We thank Drs Amaechi and Rodríguez for their thoughtful comments in response to the implicit bias training program we recently described.1 We absolutely concur and affirm their message that the white coat does not provide immunity to bias among physicians, including the residents we teach.
As is common with qualitative research, the focus groups we conducted as part of our evaluation expanded into interesting areas beyond our specific training program. Some of our residents spontaneously described incidents of microaggressions they had experienced in the hospital due to the color of their skin. As this was not the central focus of our evaluation, we did not include these reflections in the original manuscript, but they apply directly to Drs Amaechi and Rodríguez’s comments. Specifically, two different residents shared the following:
I think a lot of our challenge is bringing up specific times when microaggressions happen or maltreatment of patients happen. A lot of the challenge of that is hierarchy, it’s true, but …there are a lot of times in my life that I’ve experienced treatment where I was like, “Did they do that because I was a woman? Did they do it because [of my race]? Did they do that because they perceive me as young? Or are they just like that to everybody?” And when you experience a lot of microaggressions, and maybe a higher volume because of how you look, it’s exhausting because you ask yourself that question all [the time].
When you’re in the hospital and you’re a resident…it’s the mixture of who do you tell, what do you tell them, and are you sure the thing actually happened.
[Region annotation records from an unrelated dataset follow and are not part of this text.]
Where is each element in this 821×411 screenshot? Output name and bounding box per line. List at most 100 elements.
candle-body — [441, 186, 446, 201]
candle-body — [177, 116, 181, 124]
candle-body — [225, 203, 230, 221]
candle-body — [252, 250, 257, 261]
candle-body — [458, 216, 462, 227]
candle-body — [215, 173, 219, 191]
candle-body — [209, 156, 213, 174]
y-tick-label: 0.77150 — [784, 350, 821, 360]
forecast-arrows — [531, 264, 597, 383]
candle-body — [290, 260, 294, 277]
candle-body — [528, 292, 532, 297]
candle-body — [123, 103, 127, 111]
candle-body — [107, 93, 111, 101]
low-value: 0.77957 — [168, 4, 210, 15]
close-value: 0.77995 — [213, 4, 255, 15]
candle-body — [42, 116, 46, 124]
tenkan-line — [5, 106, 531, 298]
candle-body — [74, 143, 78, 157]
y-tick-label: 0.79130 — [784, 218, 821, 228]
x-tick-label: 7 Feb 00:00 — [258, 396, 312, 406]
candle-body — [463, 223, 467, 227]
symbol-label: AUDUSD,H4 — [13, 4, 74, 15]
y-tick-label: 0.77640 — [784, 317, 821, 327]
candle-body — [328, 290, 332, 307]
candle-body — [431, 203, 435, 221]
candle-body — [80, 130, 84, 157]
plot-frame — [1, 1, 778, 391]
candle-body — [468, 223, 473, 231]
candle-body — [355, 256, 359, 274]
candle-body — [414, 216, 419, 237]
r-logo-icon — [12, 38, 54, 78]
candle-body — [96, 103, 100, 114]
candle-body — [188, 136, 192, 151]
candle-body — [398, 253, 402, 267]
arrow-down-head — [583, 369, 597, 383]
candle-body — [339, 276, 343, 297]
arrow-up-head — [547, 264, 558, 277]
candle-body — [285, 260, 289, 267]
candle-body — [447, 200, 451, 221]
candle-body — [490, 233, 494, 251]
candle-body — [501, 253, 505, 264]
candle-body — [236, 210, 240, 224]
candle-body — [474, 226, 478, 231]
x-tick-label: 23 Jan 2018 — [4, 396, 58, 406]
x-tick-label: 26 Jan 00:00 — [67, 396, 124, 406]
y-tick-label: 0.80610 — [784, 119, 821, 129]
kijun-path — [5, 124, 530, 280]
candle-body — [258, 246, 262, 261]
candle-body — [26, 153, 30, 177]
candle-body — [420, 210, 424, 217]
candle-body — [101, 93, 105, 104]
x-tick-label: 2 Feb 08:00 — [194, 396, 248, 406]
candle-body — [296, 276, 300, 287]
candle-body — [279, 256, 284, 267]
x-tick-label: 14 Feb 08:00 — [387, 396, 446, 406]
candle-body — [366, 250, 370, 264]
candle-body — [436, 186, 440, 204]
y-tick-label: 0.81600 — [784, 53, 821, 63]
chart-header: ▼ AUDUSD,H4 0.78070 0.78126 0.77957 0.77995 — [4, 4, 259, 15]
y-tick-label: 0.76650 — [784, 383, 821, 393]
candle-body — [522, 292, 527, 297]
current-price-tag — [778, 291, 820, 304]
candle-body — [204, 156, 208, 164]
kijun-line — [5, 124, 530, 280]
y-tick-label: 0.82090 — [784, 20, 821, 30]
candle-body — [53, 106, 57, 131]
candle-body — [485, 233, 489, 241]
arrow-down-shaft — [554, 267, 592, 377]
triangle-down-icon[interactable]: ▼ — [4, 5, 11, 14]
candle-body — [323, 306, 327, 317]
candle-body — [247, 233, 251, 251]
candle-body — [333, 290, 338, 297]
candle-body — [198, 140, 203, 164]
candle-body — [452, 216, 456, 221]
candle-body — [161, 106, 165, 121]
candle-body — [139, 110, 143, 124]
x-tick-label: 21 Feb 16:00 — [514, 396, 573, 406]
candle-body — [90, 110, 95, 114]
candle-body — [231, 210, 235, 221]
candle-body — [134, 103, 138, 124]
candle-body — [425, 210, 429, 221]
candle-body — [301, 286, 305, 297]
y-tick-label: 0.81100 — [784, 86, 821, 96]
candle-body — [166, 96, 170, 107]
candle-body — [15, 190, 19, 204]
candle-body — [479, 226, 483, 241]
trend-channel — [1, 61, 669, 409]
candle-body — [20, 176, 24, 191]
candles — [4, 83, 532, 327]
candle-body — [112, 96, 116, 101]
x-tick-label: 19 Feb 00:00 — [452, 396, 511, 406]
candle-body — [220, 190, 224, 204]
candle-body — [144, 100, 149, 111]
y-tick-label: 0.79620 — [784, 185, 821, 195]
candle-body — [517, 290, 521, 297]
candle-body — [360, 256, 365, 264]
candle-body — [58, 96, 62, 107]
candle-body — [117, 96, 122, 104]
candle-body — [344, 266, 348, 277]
Thus, we share Drs Amaechi and Rodríguez’s concern about the multiple impacts of unchecked discrimination on many levels, especially our patients and residents. As noted in our first quotation above, residents may experience discrimination due to many variables, certainly including the color of their skin but also their gender, age, and resident status. The impacts of these multiple layers of discrimination can accumulate and contribute to many adverse outcomes, including mental health problems and leaving the profession.
Therefore, as educators we see our mission as three-fold: (1) to advocate and affect systemic change to decrease implicit bias at our institutions, (2) to help our residents debrief individual episodes of either explicit or implicit bias, and (3) to empower residents with tools and support to advocate for themselves and for the communities they serve. As faculty, and as training programs, we must strive to be aware of our own blind spots, advocate for systemic change, and work to create safe work places for our residents and patients where discrimination is never tolerated and all feel safe to share their discomfort and experiences.